Abstract: Let $R=k[x_1,\cdots, x_n]$ be a polynomial ring over a field $k$ of characteristic $p>0.$ If $I$ is an ideal of $R,$ we denote $H^i_I(R)$ the $i$-th local cohomology module of $R$ with support in $I.$ We discuss an adjointness theorem of Frobenius map. Then we use this property to study the dimension of the associated primes of $H^i_I(R),$ the grading on $H^i_{\mathfrak{m}}(H^j_I(R))$ in case $I$ is homogeneous and $\mathfrak{m}=(x_1,\cdots,x_n),$ and an algorithm to determine the vanishing of $H^i_{\mathfrak{m}}(H^j_I(R))$.

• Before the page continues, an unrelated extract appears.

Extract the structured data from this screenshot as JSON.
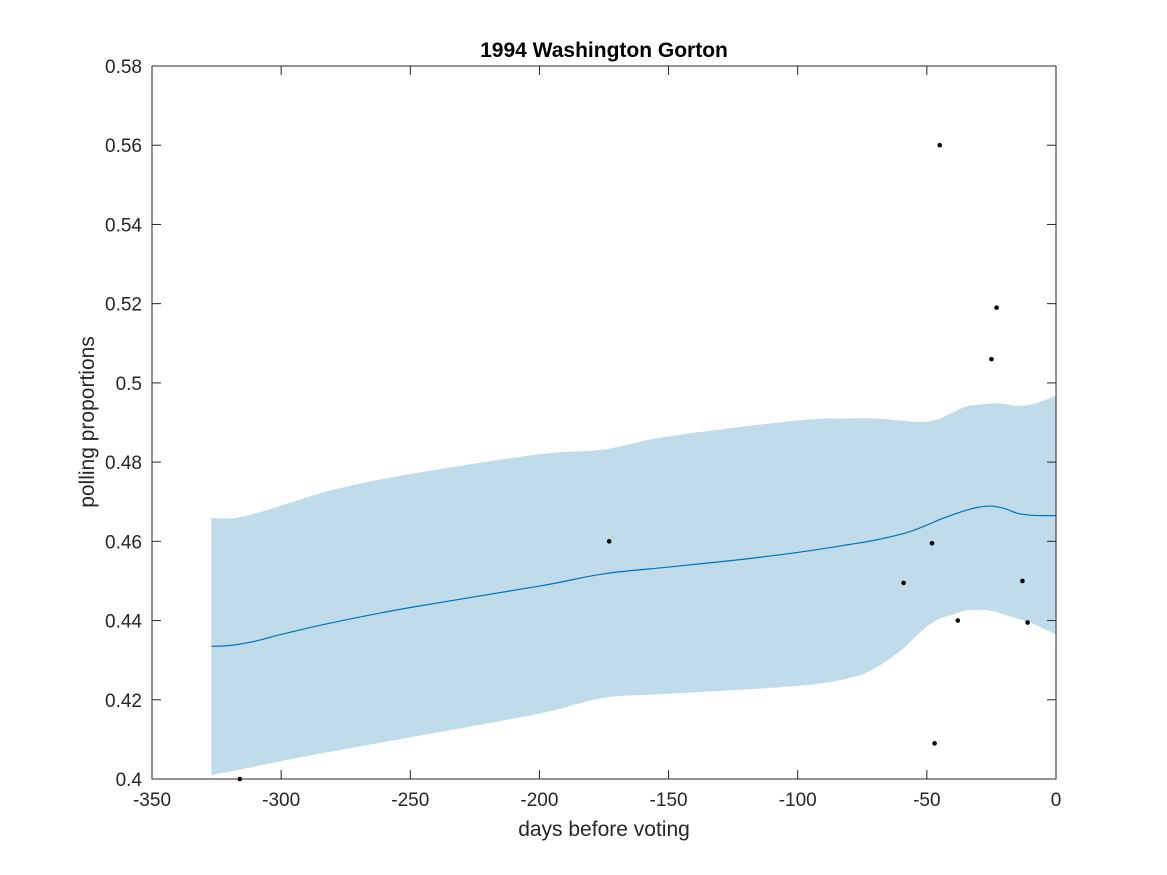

4:00 pm in 245 Altgeld Hall,Thursday, September 12, 2013

Co-convex bodies and multiplicities of ideals

Kiumars Kaveh (University of Pittsburgh)

Abstract: The notion of (Samuel) multiplicity of an ideal I in a local ring R generalizes the fundamental notion of intersection multiplicity of subvarieties in an algebraic variety. Focus of much research in commutative algebra has been on its finitions/extensions, properties and computation. In this talk we make a connection between the notion of multiplicity and convex geometry. More precisely to each (primary) ideal in a (large class of) local rings of dim n, we associate a convex set in the positive orthant $\mathbb{R}$+n such that the volume of its complement (a co-convex set) gives the multiplicity of the ideal. As an application one recovers the Brunn-Minkowskii inequality of Teissier-Rees-Sharp for multiplicities. We will also discuss the Alexandrov-Fenchel inequality for co-convex sets and its analogue for multiplicities of ideals. This is a joint work with Askold Khovanskii.